The output is z, a, c, r. The ordering of "c" and "r" are random since we don't really know their relationship from the input.
From the fact that "zebra' < "apple" < "cat" < "crass", the most efficient way to derive the per-character relationships is to have a loop consider the Nth character of all words, where N is initially 0 yielding the relationships "z" < "a" < "c". That loop can recursively extract relationships for the (N + 1)th character for groups of words with the same prefix (i.e. text in positions <= N). Doing that for N == 1 with same-prefixed "cat" and "crass" yields the relationship "a" < "r".
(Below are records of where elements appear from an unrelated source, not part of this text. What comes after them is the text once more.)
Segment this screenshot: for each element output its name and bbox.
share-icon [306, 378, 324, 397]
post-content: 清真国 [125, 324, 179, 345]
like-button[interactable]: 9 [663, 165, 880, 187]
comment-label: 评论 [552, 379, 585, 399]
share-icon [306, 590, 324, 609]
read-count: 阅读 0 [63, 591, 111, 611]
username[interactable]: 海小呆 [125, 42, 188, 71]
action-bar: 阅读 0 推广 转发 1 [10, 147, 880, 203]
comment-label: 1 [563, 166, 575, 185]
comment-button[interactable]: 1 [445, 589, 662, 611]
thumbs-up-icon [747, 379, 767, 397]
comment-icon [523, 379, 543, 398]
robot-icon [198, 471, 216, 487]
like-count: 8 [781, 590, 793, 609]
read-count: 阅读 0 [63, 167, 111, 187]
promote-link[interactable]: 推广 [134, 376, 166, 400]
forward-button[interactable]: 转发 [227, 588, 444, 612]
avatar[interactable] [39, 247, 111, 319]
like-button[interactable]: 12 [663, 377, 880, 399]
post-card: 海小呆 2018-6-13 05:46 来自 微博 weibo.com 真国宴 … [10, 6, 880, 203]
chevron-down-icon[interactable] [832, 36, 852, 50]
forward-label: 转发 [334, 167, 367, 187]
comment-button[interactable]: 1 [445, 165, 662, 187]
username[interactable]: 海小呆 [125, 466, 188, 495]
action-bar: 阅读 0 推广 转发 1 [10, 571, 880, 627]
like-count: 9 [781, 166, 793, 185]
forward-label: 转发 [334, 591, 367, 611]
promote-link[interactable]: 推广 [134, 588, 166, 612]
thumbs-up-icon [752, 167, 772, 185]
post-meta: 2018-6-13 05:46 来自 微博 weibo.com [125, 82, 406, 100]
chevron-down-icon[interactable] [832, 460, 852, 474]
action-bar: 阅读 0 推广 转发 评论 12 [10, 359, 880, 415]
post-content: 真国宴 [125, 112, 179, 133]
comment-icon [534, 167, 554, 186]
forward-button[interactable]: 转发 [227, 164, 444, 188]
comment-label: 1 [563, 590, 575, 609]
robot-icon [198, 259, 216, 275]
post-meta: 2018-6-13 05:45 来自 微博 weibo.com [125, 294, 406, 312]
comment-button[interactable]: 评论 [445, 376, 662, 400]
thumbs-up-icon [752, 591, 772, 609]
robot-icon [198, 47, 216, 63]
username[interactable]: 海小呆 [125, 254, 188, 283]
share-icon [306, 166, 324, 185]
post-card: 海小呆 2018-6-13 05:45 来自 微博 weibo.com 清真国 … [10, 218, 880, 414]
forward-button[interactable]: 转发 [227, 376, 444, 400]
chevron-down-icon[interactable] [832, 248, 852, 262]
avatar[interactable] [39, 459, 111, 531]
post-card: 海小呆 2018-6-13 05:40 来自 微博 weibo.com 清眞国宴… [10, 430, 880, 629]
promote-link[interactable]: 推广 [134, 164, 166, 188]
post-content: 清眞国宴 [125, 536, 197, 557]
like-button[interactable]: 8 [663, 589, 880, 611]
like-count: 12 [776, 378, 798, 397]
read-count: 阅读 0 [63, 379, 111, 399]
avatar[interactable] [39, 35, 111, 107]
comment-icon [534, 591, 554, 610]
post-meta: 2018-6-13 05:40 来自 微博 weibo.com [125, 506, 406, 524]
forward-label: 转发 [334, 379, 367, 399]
We can represent known relationships in a 2 dimensional array of x < y truth values.
y\x a b c...r...z
a - N N Y
b -
c Y - Y
r Y -
z N N -
The brute force approach is to iterate over all pairs of characters in the input list (i.e. {a, z, r} -> az, ar, zr) looking up the table for a<z, a<r, z<r: if this is ever false, then swap the characters and restart the whole she-bang. When you make it through the full process without having had to swap any more characters, the output is sorted consistently with the rules. This is a bit like doing a bubble sort.
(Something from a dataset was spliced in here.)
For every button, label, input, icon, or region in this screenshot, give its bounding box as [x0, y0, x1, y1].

To make this faster, we can be more proactive about populating cells in our table for implied relationships: for example, we know "z" < "a" < "c" and "a" < "r", so we deduce that "z" < "r". We could do this by running through the "naive" table above to find everything we know about each character (e.g. that z<a and z<c) - then run through what we know about a and c. To avoid excessively deep trees, you could just follow one level of indirection like this, then repeat until the table was stable.
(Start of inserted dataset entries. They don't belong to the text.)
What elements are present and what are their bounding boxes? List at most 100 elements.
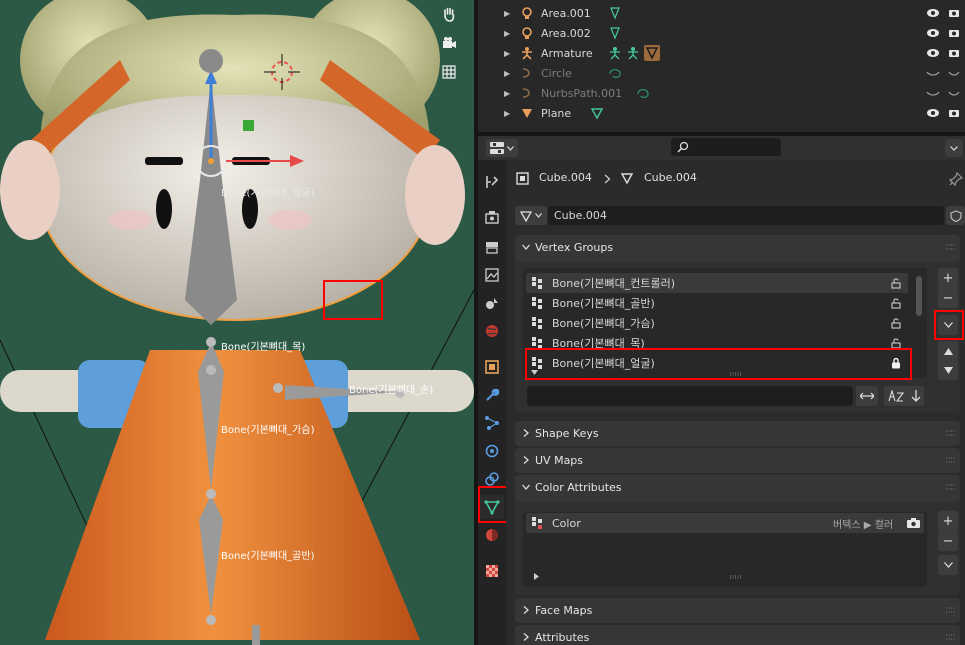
tab-texture[interactable] <box>480 559 504 583</box>
face-maps-panel-header[interactable]: Face Maps <box>515 598 960 623</box>
move-up-button[interactable] <box>938 341 958 361</box>
mesh-data-icon <box>590 108 604 120</box>
tab-object[interactable] <box>480 355 504 379</box>
outliner-row-circle[interactable]: ▶ Circle <box>478 63 965 83</box>
drag-grip-icon[interactable] <box>946 430 956 436</box>
curve-icon <box>522 68 530 78</box>
expand-arrow-icon[interactable]: ▶ <box>504 109 510 118</box>
render-camera-icon[interactable] <box>948 47 960 59</box>
chevron-right-icon <box>604 174 611 184</box>
tab-render[interactable] <box>480 205 504 229</box>
bone-label-face: Bone(기본뼈대_얼굴) <box>221 188 315 199</box>
mesh-browse-button[interactable] <box>515 206 547 225</box>
outliner-row-area-001[interactable]: ▶ Area.001 <box>478 3 965 23</box>
eye-icon[interactable] <box>926 27 940 39</box>
unlock-icon[interactable] <box>890 297 902 309</box>
render-camera-icon[interactable] <box>948 107 960 119</box>
drag-grip-icon[interactable] <box>946 634 956 640</box>
eye-icon[interactable] <box>926 107 940 119</box>
remove-vertex-group-button[interactable]: − <box>938 288 958 308</box>
tab-physics[interactable] <box>480 439 504 463</box>
color-attribute-specials-button[interactable] <box>938 555 958 575</box>
outliner-row-area-002[interactable]: ▶ Area.002 <box>478 23 965 43</box>
eye-closed-icon[interactable] <box>926 87 940 99</box>
fake-user-button[interactable] <box>946 206 965 225</box>
properties-search-input[interactable] <box>671 138 781 156</box>
attributes-panel-header[interactable]: Attributes <box>515 625 960 645</box>
vertex-groups-panel-header[interactable]: Vertex Groups <box>515 235 960 262</box>
color-attributes-panel-header[interactable]: Color Attributes <box>515 475 960 502</box>
expand-arrow-icon[interactable]: ▶ <box>504 89 510 98</box>
render-camera-icon[interactable] <box>948 7 960 19</box>
render-camera-icon[interactable] <box>948 67 960 79</box>
render-camera-icon[interactable] <box>907 517 920 529</box>
tab-scene[interactable] <box>480 291 504 315</box>
unlock-icon[interactable] <box>890 317 902 329</box>
curve-icon <box>522 88 530 98</box>
tab-material[interactable] <box>480 523 504 547</box>
color-attribute-list[interactable]: Color 버텍스 ▶ 컬러 <box>523 512 927 587</box>
list-filter-toggle-icon[interactable] <box>534 573 539 580</box>
vertex-group-item[interactable]: Bone(기본뼈대_골반) <box>526 293 908 313</box>
chevron-right-icon <box>523 606 529 614</box>
vertex-group-name: Bone(기본뼈대_골반) <box>552 297 655 310</box>
vertex-group-scrollbar[interactable] <box>916 276 922 316</box>
outliner-item-name: Circle <box>541 66 572 80</box>
move-down-button[interactable] <box>938 360 958 380</box>
eye-closed-icon[interactable] <box>926 67 940 79</box>
drag-grip-icon[interactable] <box>946 484 956 490</box>
tab-view-layer[interactable] <box>480 263 504 287</box>
tab-modifiers[interactable] <box>480 383 504 407</box>
add-color-attribute-button[interactable]: + <box>938 511 958 531</box>
uv-maps-panel-header[interactable]: UV Maps <box>515 448 960 473</box>
list-resize-grip-icon[interactable] <box>730 575 742 579</box>
bone-label-pelvis: Bone(기본뼈대_골반) <box>221 551 315 562</box>
invert-filter-button[interactable] <box>856 386 878 406</box>
outliner-row-plane[interactable]: ▶ Plane <box>478 103 965 123</box>
tab-tool[interactable] <box>480 170 504 194</box>
mesh-icon <box>522 109 532 118</box>
eye-icon[interactable] <box>926 7 940 19</box>
object-icon <box>485 360 499 374</box>
eye-icon[interactable] <box>926 47 940 59</box>
expand-arrow-icon[interactable]: ▶ <box>504 9 510 18</box>
output-icon <box>486 242 498 254</box>
3d-viewport[interactable]: Bone(기본뼈대_얼굴) Bone(기본뼈대_목) Bone(기본뼈대_가슴)… <box>0 0 474 645</box>
tab-output[interactable] <box>480 235 504 259</box>
outliner-row-nurbspath[interactable]: ▶ NurbsPath.001 <box>478 83 965 103</box>
render-camera-icon[interactable] <box>948 27 960 39</box>
unlock-icon[interactable] <box>890 277 902 289</box>
editor-type-button[interactable] <box>486 139 518 157</box>
options-dropdown-button[interactable] <box>945 139 963 157</box>
outliner-row-armature[interactable]: ▶ Armature <box>478 43 965 63</box>
render-camera-icon[interactable] <box>948 87 960 99</box>
outliner[interactable]: ▶ Area.001 ▶ Area.002 ▶ Armature ▶ Circl… <box>478 0 965 132</box>
drag-grip-icon[interactable] <box>946 244 956 250</box>
tab-world[interactable] <box>480 319 504 343</box>
curve-data-icon <box>637 88 649 98</box>
tab-particles[interactable] <box>480 411 504 435</box>
camera-view-button[interactable] <box>441 35 463 57</box>
outliner-item-name: Armature <box>541 46 593 60</box>
mesh-name-field[interactable]: Cube.004 <box>548 206 944 225</box>
sort-reverse-icon[interactable] <box>911 390 921 402</box>
expand-arrow-icon[interactable]: ▶ <box>504 69 510 78</box>
vertex-group-item[interactable]: Bone(기본뼈대_가슴) <box>526 313 908 333</box>
outliner-item-name: NurbsPath.001 <box>541 86 623 100</box>
shape-keys-panel-header[interactable]: Shape Keys <box>515 421 960 446</box>
sort-buttons[interactable] <box>884 386 924 406</box>
pan-view-button[interactable] <box>441 6 463 28</box>
sort-alpha-icon[interactable] <box>887 390 904 402</box>
drag-grip-icon[interactable] <box>946 607 956 613</box>
expand-arrow-icon[interactable]: ▶ <box>504 49 510 58</box>
remove-color-attribute-button[interactable]: − <box>938 531 958 551</box>
properties-tab-bar <box>478 160 506 645</box>
pin-icon[interactable] <box>949 172 963 186</box>
vertex-group-item[interactable]: Bone(기본뼈대_컨트롤러) <box>526 273 908 293</box>
add-vertex-group-button[interactable]: + <box>938 268 958 288</box>
vertex-group-filter-input[interactable] <box>527 386 853 406</box>
ortho-toggle-button[interactable] <box>441 64 463 86</box>
color-attribute-item[interactable]: Color 버텍스 ▶ 컬러 <box>526 513 924 533</box>
drag-grip-icon[interactable] <box>946 457 956 463</box>
expand-arrow-icon[interactable]: ▶ <box>504 29 510 38</box>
Based on how you describe the problem, your example is incorrect. Your answer should be {z,r,a}. However that may be, below is a code that solves the problem. You can modify it to return an order different from my supposed {z,r,a}.
Set<Character> charPrecedence(List<String> dictionary, char[] letters){
Set<Character> result = new HashSet<Character>();
//since your characters are the 26 letters instead of the 256 chars
// a bit vector won't do; you need a map or set
Set<Character> alphabets = new HashSet<Character>();
for(char c: letters)
alphabets.add(c);
//now get to work
for(String word: dictionary){
if(alphabets.isEmpty()) return result;
for(char c: word.toCharArray()){
if(alphabets.remove(c))
result.add(c);
}
}
//since the dictionary is guaranteed to contain all the 26 letters,
//per the problem statement, then at this point your work is done.
return result;
}
best case O(1); worst case O(n) where n is the number of characters in the dictionary, i.e., one particular letter appears only once and is the last character you check.